Nella stanza, Tonks notò che Remus si era rimesso a letto e, senza dire una parola, si stese accanto a lui, dopo essersi tolta gli stivali.
«Se l’è bevuta», mormorò qualche minuto dopo allungando un braccio a cingere l’uomo, che le dava le spalle.
«Potevi andare via con lui».
«E dove? Preferisco stare qui, e Piton è una compagnia da sorbire a piccole dosi».
Remus le prese la mano, felice e allo stesso tempo ancora preso… Dalla gelosia, da quale sentimento amaro? Non lo sapeva.
Le aveva confessato di avere gli incubi ogni volta che chiudeva gli occhi e lei aveva deciso di fermarsi a dormire lì, per aiutarlo a cacciarli via.
Aveva voluto ribadire che non sarebbe cambiato niente tra loro, e Tonks aveva sghignazzato. «Ho capito, ho capito, ma se lo ripeti ancora una volta, vado davvero da Piton!»

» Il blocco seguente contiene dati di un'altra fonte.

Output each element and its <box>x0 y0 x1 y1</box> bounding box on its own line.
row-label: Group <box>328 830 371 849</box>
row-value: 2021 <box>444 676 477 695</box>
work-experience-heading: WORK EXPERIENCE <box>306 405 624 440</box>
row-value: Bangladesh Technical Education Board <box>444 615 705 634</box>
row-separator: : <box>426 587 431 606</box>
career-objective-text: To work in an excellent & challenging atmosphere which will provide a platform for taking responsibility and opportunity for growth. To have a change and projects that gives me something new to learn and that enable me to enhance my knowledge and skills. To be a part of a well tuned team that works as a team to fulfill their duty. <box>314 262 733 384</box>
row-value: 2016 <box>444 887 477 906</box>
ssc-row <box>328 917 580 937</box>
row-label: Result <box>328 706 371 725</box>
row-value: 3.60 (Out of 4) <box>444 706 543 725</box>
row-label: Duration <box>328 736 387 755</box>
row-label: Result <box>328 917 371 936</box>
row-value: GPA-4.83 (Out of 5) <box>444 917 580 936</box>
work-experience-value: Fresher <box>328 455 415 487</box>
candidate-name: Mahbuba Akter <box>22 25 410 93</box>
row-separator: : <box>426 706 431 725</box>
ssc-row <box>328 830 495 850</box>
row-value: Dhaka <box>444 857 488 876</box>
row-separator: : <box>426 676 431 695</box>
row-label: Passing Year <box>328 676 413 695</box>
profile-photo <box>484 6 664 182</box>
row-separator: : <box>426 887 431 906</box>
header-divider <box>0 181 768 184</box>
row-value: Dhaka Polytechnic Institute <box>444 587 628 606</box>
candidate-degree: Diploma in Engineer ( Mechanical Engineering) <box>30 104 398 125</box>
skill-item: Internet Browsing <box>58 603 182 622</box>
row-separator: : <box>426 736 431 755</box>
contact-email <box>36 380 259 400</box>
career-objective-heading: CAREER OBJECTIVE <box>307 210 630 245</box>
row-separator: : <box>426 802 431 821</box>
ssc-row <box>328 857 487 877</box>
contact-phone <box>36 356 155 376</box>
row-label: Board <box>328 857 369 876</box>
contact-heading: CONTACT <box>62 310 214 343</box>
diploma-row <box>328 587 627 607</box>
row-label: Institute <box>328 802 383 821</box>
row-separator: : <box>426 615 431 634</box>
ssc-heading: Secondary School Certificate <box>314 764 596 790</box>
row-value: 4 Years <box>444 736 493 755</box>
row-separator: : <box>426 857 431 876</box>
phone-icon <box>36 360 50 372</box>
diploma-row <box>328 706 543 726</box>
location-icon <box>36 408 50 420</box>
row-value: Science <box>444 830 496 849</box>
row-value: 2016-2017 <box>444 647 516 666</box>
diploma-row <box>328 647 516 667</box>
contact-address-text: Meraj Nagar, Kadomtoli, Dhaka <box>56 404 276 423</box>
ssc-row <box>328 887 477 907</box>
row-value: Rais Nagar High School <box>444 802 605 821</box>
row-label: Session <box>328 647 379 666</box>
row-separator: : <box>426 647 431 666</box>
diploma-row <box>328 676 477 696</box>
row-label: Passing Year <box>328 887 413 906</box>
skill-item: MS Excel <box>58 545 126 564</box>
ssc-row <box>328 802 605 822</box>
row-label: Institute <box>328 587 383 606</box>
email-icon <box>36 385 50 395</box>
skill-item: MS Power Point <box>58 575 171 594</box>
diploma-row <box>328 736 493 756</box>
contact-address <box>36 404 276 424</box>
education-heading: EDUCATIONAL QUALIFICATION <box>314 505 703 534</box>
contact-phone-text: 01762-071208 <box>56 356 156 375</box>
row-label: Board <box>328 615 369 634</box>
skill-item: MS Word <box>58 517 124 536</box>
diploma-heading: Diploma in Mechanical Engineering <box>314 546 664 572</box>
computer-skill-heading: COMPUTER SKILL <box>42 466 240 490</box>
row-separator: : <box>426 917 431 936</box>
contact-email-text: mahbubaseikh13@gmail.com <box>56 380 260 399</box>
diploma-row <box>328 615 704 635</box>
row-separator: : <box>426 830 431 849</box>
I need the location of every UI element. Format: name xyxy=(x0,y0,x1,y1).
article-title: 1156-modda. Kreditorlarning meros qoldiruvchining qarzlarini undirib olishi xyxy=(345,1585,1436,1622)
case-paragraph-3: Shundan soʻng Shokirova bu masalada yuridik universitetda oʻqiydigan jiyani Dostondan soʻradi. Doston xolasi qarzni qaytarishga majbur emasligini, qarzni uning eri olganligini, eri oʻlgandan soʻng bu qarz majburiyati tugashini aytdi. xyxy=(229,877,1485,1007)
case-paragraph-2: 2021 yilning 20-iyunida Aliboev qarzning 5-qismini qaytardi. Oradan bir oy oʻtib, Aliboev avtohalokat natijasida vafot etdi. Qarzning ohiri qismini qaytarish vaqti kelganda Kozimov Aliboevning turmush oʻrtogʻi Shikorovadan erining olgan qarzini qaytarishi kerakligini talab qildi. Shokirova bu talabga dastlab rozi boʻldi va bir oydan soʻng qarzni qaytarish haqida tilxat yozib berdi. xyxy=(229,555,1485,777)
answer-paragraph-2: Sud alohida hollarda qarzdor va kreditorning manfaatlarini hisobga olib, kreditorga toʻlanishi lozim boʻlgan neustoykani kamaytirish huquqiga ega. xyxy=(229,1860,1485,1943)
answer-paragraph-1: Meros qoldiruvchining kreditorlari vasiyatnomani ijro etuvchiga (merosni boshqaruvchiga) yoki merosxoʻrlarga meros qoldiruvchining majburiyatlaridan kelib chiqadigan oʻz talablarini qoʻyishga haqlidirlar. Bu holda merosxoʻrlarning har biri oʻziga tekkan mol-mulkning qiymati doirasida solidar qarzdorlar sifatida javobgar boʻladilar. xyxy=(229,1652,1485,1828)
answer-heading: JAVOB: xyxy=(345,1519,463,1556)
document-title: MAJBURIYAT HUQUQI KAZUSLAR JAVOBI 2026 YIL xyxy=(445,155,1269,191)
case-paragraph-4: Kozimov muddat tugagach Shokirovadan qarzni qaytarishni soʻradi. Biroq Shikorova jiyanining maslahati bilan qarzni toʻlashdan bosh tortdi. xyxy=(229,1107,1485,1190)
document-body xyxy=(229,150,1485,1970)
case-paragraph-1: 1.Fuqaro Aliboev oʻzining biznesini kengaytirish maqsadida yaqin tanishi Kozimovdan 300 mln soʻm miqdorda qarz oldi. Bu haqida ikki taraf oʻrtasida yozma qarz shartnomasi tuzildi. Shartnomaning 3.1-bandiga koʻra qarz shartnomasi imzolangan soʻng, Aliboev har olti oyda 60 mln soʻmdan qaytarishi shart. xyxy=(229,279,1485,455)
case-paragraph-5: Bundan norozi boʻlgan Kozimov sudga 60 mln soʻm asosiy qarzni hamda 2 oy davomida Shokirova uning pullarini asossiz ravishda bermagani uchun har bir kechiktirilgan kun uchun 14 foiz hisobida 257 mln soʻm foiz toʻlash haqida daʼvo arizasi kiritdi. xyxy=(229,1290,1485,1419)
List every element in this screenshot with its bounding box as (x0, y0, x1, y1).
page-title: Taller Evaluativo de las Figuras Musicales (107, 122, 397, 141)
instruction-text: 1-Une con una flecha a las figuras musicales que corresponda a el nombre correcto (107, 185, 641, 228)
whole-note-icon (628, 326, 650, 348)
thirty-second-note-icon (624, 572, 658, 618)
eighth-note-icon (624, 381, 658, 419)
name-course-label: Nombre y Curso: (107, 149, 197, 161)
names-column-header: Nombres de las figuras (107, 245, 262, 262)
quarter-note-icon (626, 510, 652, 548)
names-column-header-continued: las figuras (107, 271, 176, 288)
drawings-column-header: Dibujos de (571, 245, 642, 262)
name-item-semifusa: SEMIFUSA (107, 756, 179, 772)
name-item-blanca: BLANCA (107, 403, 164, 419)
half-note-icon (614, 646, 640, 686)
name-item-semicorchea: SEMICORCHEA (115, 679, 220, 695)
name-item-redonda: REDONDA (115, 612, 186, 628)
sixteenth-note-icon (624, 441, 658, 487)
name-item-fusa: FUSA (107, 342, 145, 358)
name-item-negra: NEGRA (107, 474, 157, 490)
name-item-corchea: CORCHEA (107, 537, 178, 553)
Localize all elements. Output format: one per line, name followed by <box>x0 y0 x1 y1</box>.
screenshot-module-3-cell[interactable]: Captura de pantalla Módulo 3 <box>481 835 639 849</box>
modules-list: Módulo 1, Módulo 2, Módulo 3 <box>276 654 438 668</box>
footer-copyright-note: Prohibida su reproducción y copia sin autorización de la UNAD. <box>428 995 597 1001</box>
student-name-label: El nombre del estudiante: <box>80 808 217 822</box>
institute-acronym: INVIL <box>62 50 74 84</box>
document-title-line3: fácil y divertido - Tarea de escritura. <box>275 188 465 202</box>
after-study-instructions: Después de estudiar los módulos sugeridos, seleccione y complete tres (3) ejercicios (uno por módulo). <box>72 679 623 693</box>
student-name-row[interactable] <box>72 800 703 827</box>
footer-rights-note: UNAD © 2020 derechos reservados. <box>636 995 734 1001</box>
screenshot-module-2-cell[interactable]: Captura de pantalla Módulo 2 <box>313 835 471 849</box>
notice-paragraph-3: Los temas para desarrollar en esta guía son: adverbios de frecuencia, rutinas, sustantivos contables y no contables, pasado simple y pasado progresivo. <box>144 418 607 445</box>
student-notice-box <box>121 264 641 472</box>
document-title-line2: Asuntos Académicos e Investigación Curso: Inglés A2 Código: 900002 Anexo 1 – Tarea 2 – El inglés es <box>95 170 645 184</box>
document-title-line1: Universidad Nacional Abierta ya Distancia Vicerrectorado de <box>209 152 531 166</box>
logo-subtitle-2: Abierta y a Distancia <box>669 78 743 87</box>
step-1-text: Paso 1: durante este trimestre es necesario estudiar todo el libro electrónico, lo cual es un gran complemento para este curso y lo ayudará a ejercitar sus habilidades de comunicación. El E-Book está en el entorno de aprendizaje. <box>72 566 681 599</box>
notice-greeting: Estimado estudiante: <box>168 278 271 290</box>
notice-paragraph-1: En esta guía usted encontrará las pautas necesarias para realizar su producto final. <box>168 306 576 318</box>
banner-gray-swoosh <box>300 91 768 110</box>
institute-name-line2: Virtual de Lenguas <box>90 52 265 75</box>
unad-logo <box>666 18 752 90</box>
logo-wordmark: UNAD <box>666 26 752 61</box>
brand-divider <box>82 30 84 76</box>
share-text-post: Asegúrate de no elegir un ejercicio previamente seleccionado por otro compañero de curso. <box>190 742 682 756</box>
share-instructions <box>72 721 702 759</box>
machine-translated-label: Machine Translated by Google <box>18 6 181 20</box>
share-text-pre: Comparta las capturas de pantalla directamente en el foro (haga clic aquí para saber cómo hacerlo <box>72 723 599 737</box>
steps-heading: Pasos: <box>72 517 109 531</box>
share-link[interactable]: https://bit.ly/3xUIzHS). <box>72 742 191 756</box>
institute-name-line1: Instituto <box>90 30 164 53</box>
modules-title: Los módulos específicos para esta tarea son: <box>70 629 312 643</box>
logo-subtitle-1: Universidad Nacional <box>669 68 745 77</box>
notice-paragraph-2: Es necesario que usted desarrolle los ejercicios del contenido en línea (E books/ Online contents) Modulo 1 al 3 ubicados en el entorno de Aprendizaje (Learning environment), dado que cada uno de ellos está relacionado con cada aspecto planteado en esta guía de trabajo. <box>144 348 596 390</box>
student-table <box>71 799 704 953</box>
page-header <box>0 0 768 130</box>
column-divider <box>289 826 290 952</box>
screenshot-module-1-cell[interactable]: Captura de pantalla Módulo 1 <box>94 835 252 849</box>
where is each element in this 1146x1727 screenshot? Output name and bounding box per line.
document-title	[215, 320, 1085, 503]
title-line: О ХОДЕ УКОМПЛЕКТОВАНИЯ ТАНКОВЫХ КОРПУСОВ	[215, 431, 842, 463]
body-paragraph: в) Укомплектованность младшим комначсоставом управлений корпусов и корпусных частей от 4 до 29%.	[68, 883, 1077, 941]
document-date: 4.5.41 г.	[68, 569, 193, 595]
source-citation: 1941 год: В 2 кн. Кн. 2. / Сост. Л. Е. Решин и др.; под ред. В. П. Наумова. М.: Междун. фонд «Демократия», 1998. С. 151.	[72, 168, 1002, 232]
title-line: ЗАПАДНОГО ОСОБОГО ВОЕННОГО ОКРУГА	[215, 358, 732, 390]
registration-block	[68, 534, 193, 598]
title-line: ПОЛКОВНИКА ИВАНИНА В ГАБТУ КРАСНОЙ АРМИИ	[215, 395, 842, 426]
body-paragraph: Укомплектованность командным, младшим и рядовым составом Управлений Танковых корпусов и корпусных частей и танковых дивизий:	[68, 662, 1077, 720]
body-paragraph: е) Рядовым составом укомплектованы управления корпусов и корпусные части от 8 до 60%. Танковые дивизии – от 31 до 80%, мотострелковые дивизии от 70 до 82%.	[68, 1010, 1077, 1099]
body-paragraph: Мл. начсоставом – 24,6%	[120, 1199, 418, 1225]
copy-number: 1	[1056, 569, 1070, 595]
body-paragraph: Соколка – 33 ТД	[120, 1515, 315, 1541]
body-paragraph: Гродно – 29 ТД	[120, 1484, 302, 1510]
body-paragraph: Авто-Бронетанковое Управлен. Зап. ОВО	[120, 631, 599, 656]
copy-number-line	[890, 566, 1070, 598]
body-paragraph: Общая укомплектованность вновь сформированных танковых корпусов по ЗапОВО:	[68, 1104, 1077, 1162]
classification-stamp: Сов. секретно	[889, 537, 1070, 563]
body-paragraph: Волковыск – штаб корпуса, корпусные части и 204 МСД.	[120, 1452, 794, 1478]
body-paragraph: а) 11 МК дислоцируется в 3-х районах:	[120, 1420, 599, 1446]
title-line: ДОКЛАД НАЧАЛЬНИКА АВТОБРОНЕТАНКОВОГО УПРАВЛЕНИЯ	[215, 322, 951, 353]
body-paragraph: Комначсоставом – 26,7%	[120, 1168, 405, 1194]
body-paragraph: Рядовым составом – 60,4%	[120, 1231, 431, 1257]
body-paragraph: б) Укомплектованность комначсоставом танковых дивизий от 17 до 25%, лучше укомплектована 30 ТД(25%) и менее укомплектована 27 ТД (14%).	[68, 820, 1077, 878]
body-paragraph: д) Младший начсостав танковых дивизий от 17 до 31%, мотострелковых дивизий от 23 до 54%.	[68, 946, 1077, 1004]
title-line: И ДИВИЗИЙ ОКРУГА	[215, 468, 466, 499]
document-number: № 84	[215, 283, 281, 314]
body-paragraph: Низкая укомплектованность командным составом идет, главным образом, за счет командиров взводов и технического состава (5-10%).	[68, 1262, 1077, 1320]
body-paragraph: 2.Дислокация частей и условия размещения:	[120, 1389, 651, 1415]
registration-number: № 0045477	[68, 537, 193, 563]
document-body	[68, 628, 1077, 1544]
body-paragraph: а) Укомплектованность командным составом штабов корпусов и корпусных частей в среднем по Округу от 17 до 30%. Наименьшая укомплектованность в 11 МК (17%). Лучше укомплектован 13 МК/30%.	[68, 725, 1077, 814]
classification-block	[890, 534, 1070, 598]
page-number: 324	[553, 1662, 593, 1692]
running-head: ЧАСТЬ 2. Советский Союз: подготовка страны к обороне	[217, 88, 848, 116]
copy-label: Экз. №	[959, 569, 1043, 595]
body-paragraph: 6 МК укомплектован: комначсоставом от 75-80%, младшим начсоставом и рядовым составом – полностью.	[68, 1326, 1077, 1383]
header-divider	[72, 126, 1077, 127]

Pensò a quell’uomo solitario e acido, che sarebbe rimasto in quella condizione per sempre. Non era riuscito a dirgli che, secondo lei, nessuna l’avrebbe mai guardato come faceva Lily – ne era abbastanza convinta – ma forse qualcun’altra avrebbe potuto trovare del buono in lui e amarlo, a suo modo. Non lei, ma qualcuna forse sì. Gli avrebbe fatto così bene…
Non l’aveva detto perché era certa che Severus non avrebbe voluto ascoltare. In fondo, chi era lei per giudicare un altro testardo?
Si strinse a Remus, che borbottò qualcosa d’incomprensibile, e chiuse gli occhi. Era felice che la sua ostinazione indicasse un destino diverso. Lei avrebbe combattuto, oh sì.
Non sarebbe arrivata a mangiarsi il mezzo limone che rimaneva sempre a fare la muffa nel frigo, mai, né avrebbe permesso che il suo cuore facesse quella triste fine.